When we were downtown last week celebrating our anniversary, we stopped in this super cute little kitchen store. Great store. Love it. The store carried meat thermometers, so we got this one, the Norpro Instant Read Meat Thermometer.
And then later that day we went to Fresh Market and spent $30 on two gigantic ribeyes (guess we should have been a little more choosy about weight), because that's our go-to celebration meal. Mmmmmmmmm.
Now, the steaks were enormous, so big that we only ate one that night. It was almost like I put half a cow on a cast iron skillet (moooooooooooo!), so I knew that they'd take longer to cook than a steak that was portioned for a normal human. We saw this as a perfect opportunity to use the new meat thermometer.

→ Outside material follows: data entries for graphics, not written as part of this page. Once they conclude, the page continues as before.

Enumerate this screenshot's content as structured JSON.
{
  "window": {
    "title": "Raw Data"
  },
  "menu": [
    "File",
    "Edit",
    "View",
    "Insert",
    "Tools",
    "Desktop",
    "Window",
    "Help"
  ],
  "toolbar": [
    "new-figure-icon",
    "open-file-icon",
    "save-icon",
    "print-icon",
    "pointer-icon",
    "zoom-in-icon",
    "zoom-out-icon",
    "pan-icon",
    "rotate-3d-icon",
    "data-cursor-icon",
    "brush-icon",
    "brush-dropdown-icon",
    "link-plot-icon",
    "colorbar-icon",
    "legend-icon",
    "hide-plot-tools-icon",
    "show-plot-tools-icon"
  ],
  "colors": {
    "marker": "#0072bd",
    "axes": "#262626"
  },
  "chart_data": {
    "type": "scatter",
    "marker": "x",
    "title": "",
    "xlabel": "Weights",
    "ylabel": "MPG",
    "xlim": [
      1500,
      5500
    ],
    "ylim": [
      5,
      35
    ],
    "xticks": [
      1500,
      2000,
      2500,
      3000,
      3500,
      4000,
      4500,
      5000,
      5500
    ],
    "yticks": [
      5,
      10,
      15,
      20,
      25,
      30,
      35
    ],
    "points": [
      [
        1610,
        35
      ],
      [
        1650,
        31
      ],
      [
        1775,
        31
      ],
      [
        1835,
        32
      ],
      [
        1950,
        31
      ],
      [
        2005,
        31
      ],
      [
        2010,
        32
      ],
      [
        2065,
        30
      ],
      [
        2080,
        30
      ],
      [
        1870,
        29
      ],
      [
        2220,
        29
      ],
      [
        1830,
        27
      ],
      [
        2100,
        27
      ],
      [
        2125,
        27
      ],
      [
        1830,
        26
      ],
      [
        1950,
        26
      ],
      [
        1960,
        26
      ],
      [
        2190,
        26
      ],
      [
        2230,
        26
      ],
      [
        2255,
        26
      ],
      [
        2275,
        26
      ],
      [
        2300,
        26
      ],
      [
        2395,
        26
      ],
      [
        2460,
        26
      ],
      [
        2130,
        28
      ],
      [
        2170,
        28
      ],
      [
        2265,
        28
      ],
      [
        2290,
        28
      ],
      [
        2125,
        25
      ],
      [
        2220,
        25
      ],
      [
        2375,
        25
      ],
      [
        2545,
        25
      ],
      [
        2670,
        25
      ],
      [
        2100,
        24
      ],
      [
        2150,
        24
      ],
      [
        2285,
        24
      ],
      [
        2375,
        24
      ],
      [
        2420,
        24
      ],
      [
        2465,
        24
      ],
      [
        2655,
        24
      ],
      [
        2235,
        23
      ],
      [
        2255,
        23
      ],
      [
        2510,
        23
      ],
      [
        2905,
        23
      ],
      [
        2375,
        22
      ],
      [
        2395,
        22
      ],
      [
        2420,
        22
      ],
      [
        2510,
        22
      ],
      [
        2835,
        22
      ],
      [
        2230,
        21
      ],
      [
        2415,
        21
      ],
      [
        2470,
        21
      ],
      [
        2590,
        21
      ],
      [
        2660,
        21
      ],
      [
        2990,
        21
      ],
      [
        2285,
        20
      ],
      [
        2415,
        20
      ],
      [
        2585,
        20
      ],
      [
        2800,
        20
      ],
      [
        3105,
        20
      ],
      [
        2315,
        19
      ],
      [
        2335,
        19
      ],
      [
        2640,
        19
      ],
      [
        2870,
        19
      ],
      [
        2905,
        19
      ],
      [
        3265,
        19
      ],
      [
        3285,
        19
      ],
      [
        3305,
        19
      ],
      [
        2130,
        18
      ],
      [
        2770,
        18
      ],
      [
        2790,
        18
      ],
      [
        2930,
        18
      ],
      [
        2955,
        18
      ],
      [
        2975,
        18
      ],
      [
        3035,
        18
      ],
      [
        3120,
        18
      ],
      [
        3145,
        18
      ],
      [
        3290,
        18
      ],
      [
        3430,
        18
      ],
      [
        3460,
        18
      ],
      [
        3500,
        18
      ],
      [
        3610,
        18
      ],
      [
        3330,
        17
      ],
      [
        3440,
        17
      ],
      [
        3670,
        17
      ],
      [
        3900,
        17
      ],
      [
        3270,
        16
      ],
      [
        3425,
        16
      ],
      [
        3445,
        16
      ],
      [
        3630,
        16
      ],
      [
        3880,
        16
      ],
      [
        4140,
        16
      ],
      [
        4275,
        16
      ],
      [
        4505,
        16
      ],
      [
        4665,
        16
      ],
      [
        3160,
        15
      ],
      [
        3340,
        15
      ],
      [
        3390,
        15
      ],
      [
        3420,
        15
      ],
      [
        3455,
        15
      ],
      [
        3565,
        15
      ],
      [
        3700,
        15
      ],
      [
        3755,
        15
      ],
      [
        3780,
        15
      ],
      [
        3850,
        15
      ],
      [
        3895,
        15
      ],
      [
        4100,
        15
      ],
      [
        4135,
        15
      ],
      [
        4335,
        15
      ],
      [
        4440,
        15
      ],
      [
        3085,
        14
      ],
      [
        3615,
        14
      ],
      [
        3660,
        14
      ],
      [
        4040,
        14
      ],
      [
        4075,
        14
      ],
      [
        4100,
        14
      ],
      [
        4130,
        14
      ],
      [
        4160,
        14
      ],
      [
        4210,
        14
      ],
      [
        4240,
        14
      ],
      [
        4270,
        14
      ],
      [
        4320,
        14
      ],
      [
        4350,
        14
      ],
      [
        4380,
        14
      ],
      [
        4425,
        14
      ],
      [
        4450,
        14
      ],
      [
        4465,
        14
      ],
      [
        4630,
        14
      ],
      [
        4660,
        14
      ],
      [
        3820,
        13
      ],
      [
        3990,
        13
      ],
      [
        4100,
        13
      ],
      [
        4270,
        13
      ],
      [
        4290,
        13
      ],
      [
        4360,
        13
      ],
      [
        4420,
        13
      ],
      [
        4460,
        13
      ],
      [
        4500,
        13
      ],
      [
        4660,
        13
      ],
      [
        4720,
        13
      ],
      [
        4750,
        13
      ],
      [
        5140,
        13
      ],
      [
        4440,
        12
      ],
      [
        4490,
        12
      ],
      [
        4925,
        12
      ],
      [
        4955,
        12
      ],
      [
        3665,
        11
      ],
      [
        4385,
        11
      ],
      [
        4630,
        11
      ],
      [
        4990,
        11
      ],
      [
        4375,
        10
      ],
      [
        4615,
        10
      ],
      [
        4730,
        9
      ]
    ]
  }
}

And we checked it several times and the steak was taking forever to cook. WTF? But we chocked that up to the steak being so big. We never thought that our brand new pretty thermometer would be defective, or that it would say the steak was at 90 degrees when really it was at 180.
But it was, and our steak ended up being super well done, and now Norpro owes me a $15 Hereford ribeye from Fresh Market. Is there a number I can call to get that?
So this week I took back the thermometer and suddenly had $8 to spend in the store. Could I have just taken the eight dollars and put it back in my wallet? Yeah. But then it wouldn't have been as fun, and what was I going to get with $8? Buy gas? Soda?
Neither gas nor soda come close to being as fun as what I bought: awesome cookie cutters for making dog treats (or human treats, I suppose) and cat treats. I actually bought the dinosaurs to give to Cassie, but decided to use them first before giving them to her, because that's what Emily Post says you should do.
Are you kidding me right now?
A mouse??
Dinosaurs?
And how can I forget my old favorite, the squirrel?
But, seriously. Norpro owes me a $15 steak.